I have three exes. Three medications I allowed to enter my body because I believed they would stand up for me against my nemesis, multiple sclerosis (MS).
One of my exes hurt me. One of them stood me up—and then ran into trouble with the law. One of them was nice, but ineffectual. None of them was tough enough to defeat multiple sclerosis.
I hooked up with Avonex in ’96. Let’s say that Avonex was like that kid who impresses all the grownups with his good looks and good manners, then insults them all behind their backs.
Avonex was my first. He caused me nothing but pain.
The day I started Avonex, my breasts were rock hard, and weeping. I made a sacrifice for Avonex; I weaned my sixth month old son.
The needle was long, the procedure confusing. After the injection, I ached all over for days.
Did it get any easier?
I never did get used to the needle, or the muscle aches, or the joint aches, or the flu-like symptoms. Only my boobs bounced back.
My doctor encouraged me to give it more time. Avonex and I only lasted nine months. Not my fault. I injected faithfully. Avonex didn’t hold up his end of the bargain. I had another MS attack. After all my patience, through all my pain, Avonex had done nothing to fend off the multiple sclerosis. As soon as I got back from the hospital stay, I called it quits with Avonex. I was tired of being his pin-cushion. Cutting my ties with Avonex meant cutting off the entire Interferon family. I wouldn’t give his cousin, Betaseron, so much as a glance.
Was it a clean break? No. Avonex was clingy. It took months—no—years, before I stopped feeling lingering joint pain from you-know-who. Since then, I’ve met one girl who claimed Avonex was treating her right. I wish her good luck. Avonex just wasn’t my type.
After Avonex, I went on a series of blind dates down in New Haven in a clinical trial for rock star Tysabri. I wasn’t allowed to know if I was with the real Tysabri, or his placebo twin brother. As the lack-luster months went by, I began to suspect I wasn’t involved with the rock star I was hearing so many great things about. I sure wasn’t dancing until three in the morning, or resuming my tight rope routine. I did my due diligence, and kept making trips to New Haven for the sake of science until the study was up.
Once the Tysabri trial was over, I went for wholesome boy-next-door Copaxone. Which was better than nothing. Or so I was told. Copaxone required a shot every day, which was quite a commitment. The needle was small. The side effects were…non-existent. Copaxone wasn’t going to hurt me. But did it help me? I couldn’t tell.
I believed in Copaxone. I had hope for our future. I shot up faithfully, day after day after day. I felt sorry for other girls, stuck with fickle meds that gave them nothing but side effects. Over the years, maybe I got too complacent. Maybe I ignored a couple of symptoms I shouldn’t have, like my fingertips going all numb and tingly.
When I relapsed on Copaxone, I did not even know it. I was shocked to learn my brain had developed a black hole. Copaxone let me down gently, which made the betrayal all the more insidious. I had no choice but to call it quits.
After I dumped boy-next-door Copaxone, I wanted to go for Tysabri. The real one. The rock star. After all those precious months I’d invested with the placebo twin in the Tysabri trial, I felt I deserved the real thing.

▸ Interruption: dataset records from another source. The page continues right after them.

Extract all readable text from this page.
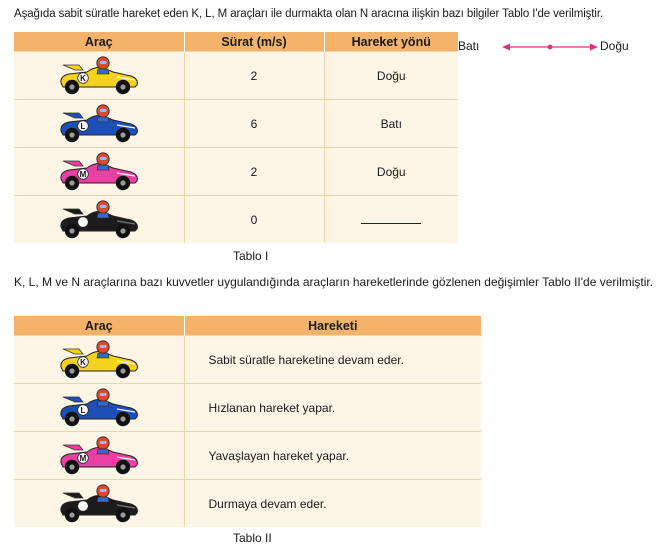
Aşağıda sabit süratle hareket eden K, L, M araçları ile durmakta olan N aracına ilişkin bazı bilgiler Tablo I'de verilmiştir.
Batı	Doğu
Araç	Sürat (m/s)	Hareket yönü

K	2	Doğu

L	6	Batı

M	2	Doğu

N	0	
Tablo I
K, L, M ve N araçlarına bazı kuvvetler uygulandığında araçların hareketlerinde gözlenen değişimler Tablo II'de verilmiştir.
Araç	Hareketi

K	Sabit süratle hareketine devam eder.

L	Hızlanan hareket yapar.

M	Yavaşlayan hareket yapar.

N	Durmaya devam eder.
Tablo II
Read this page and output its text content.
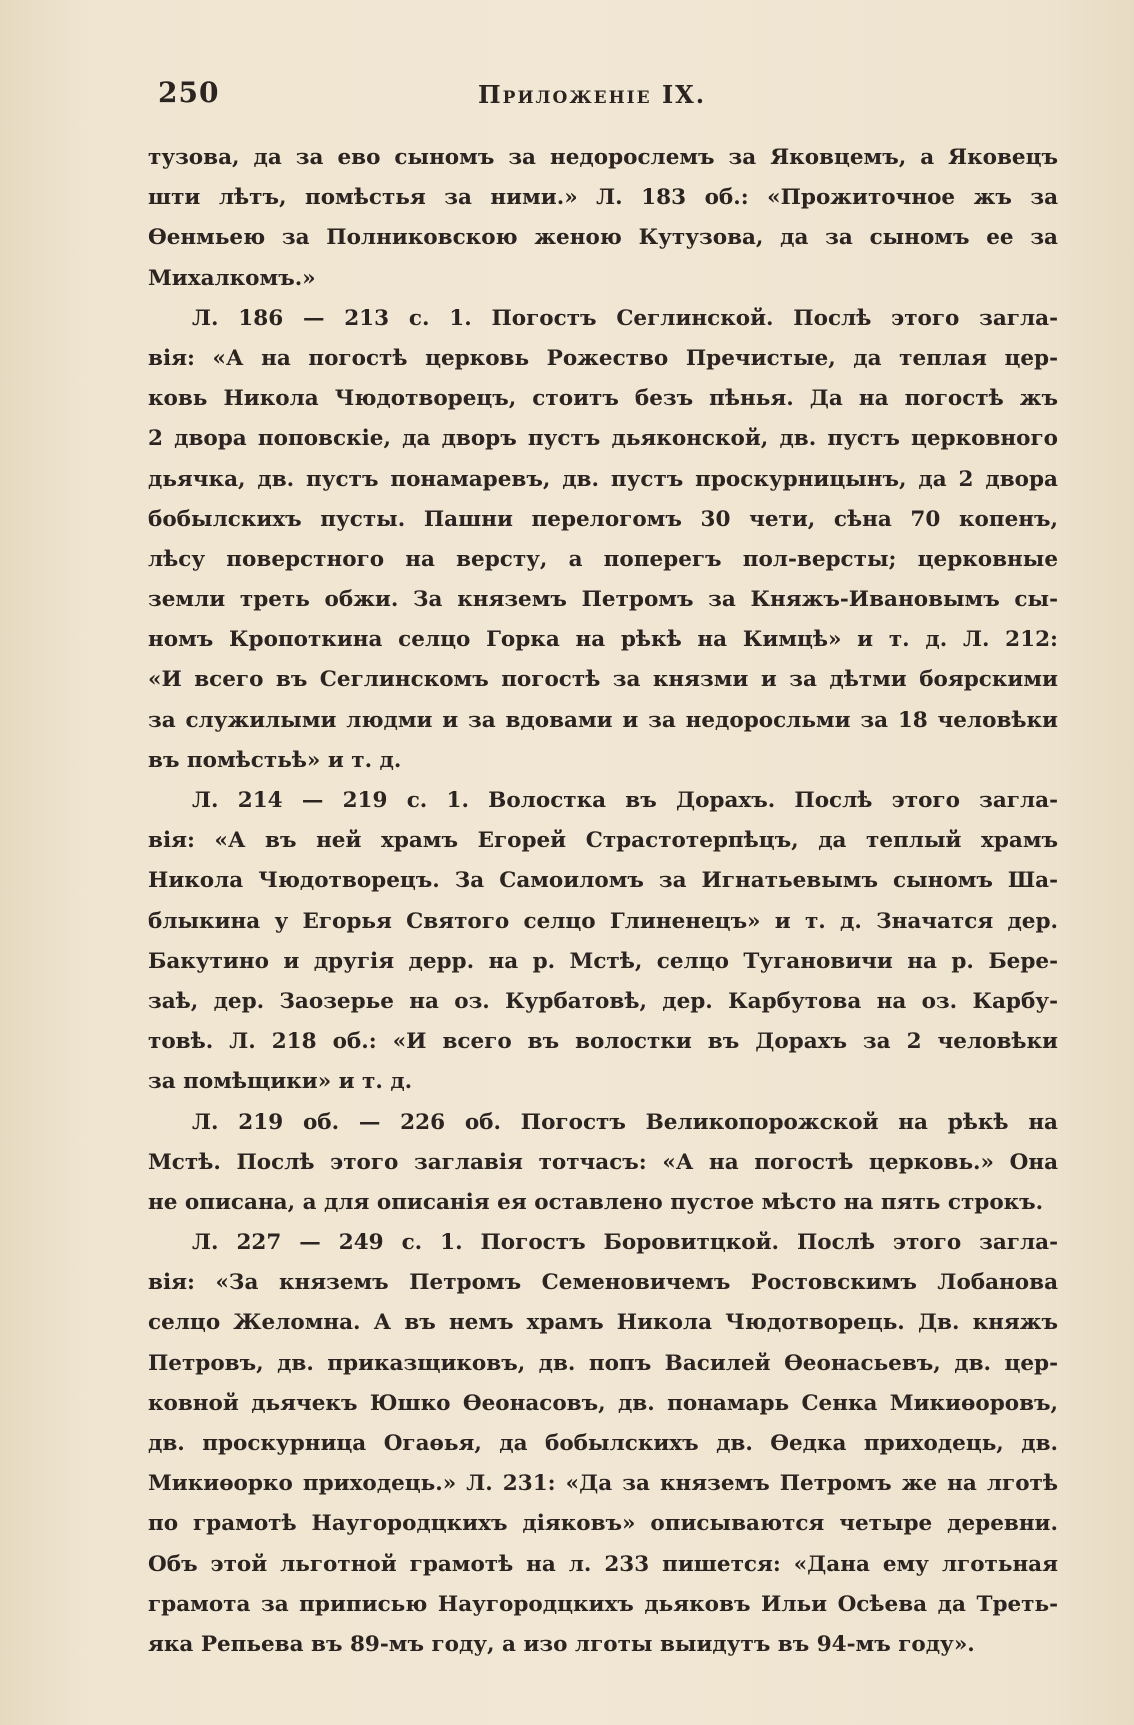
250	Приложеніе IX.
тузова, да за ево сыномъ за недорослемъ за Яковцемъ, а Яковецъ
шти лѣтъ, помѣстья за ними.» Л. 183 об.: «Прожиточное жъ за
Өенмьею за Полниковскою женою Кутузова, да за сыномъ ее за
Михалкомъ.»
Л. 186 — 213 с. 1. Погостъ Сеглинской. Послѣ этого загла-
вія: «А на погостѣ церковь Рожество Пречистые, да теплая цер-
ковь Никола Чюдотворецъ, стоитъ безъ пѣнья. Да на погостѣ жъ
2 двора поповскіе, да дворъ пустъ дьяконской, дв. пустъ церковного
дьячка, дв. пустъ понамаревъ, дв. пустъ проскурницынъ, да 2 двора
бобылскихъ пусты. Пашни перелогомъ 30 чети, сѣна 70 копенъ,
лѣсу поверстного на версту, а поперегъ пол-версты; церковные
земли треть обжи. За княземъ Петромъ за Княжъ-Ивановымъ сы-
номъ Кропоткина селцо Горка на рѣкѣ на Кимцѣ» и т. д. Л. 212:
«И всего въ Сеглинскомъ погостѣ за князми и за дѣтми боярскими
за служилыми людми и за вдовами и за недоросльми за 18 человѣки
въ помѣстьѣ» и т. д.
Л. 214 — 219 с. 1. Волостка въ Дорахъ. Послѣ этого загла-
вія: «А въ ней храмъ Егорей Страстотерпѣцъ, да теплый храмъ
Никола Чюдотворецъ. За Самоиломъ за Игнатьевымъ сыномъ Ша-
блыкина у Егорья Святого селцо Глиненецъ» и т. д. Значатся дер.
Бакутино и другія дерр. на р. Мстѣ, селцо Тугановичи на р. Бере-
заѣ, дер. Заозерье на оз. Курбатовѣ, дер. Карбутова на оз. Карбу-
товѣ. Л. 218 об.: «И всего въ волостки въ Дорахъ за 2 человѣки
за помѣщики» и т. д.
Л. 219 об. — 226 об. Погостъ Великопорожской на рѣкѣ на
Мстѣ. Послѣ этого заглавія тотчасъ: «А на погостѣ церковь.» Она
не описана, а для описанія ея оставлено пустое мѣсто на пять строкъ.
Л. 227 — 249 с. 1. Погостъ Боровитцкой. Послѣ этого загла-
вія: «За княземъ Петромъ Семеновичемъ Ростовскимъ Лобанова
селцо Желомна. А въ немъ храмъ Никола Чюдотворець. Дв. княжъ
Петровъ, дв. приказщиковъ, дв. попъ Василей Өеонасьевъ, дв. цер-
ковной дьячекъ Юшко Өеонасовъ, дв. понамарь Сенка Микиөоровъ,
дв. проскурница Огаөья, да бобылскихъ дв. Өедка приходець, дв.
Микиөорко приходець.» Л. 231: «Да за княземъ Петромъ же на лготѣ
по грамотѣ Наугородцкихъ діяковъ» описываются четыре деревни.
Объ этой льготной грамотѣ на л. 233 пишется: «Дана ему лготьная
грамота за приписью Наугородцкихъ дьяковъ Ильи Осѣева да Треть-
яка Репьева въ 89-мъ году, а изо лготы выидутъ въ 94-мъ году».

Tysabri and I did finally hook up. It was a one-time deal. The very next day, the Feds found out about Tysabri patients who died in the trials, and the parent company yanked Tysabri off the market. Maybe I was actually lucky to have been matched with that boring old placebo.
Tysabri and me were not meant to be.
Looking back, I wonder if I got benefit from any of my exes. I relapsed on all of them. They were all expensive, with price tags of over $1,000/month. Did any of those fancy boys slow down the progress of the multiple sclerosis even a little bit? I’ll never know. Perhaps all I got out of those medications was a sense of hope. Even a false hope can get a girl out of bed in the morning. That’s all very nice, but a false hope can also keep a girl from looking for The One.
I think I have finally found The One in 2006, then going by the name of Zenapax. When Zenapax started getting studied at the NIH (National Institutes of Health) in Baltimore, he changed his name to DAC-HYP. Now DAC and I have a long distance thing going. We meet once a month in Baltimore. DAC has succeeded in keeping the multiple sclerosis at bay. The worst I’ve ever suffered from DAC is an occasional rash. That’s not too high a price to pay.
If I have learned anything from my exes, it is to keep my eyes open. I would dump any treatment in a heartbeat, even dear DAC, if I could one day hook up with that elusive cure.
p.s. from 2016: Even after the NIH study of DAC HYP ended, DAC and I are still going strong. My visits to the NIH have continued, though on an every six-month basis. DAC treats me right. But hopefully, we will soon not be so exclusive. If the FDA approves this medication, DAC will be seeing many, many other people, under the name Zinbryta.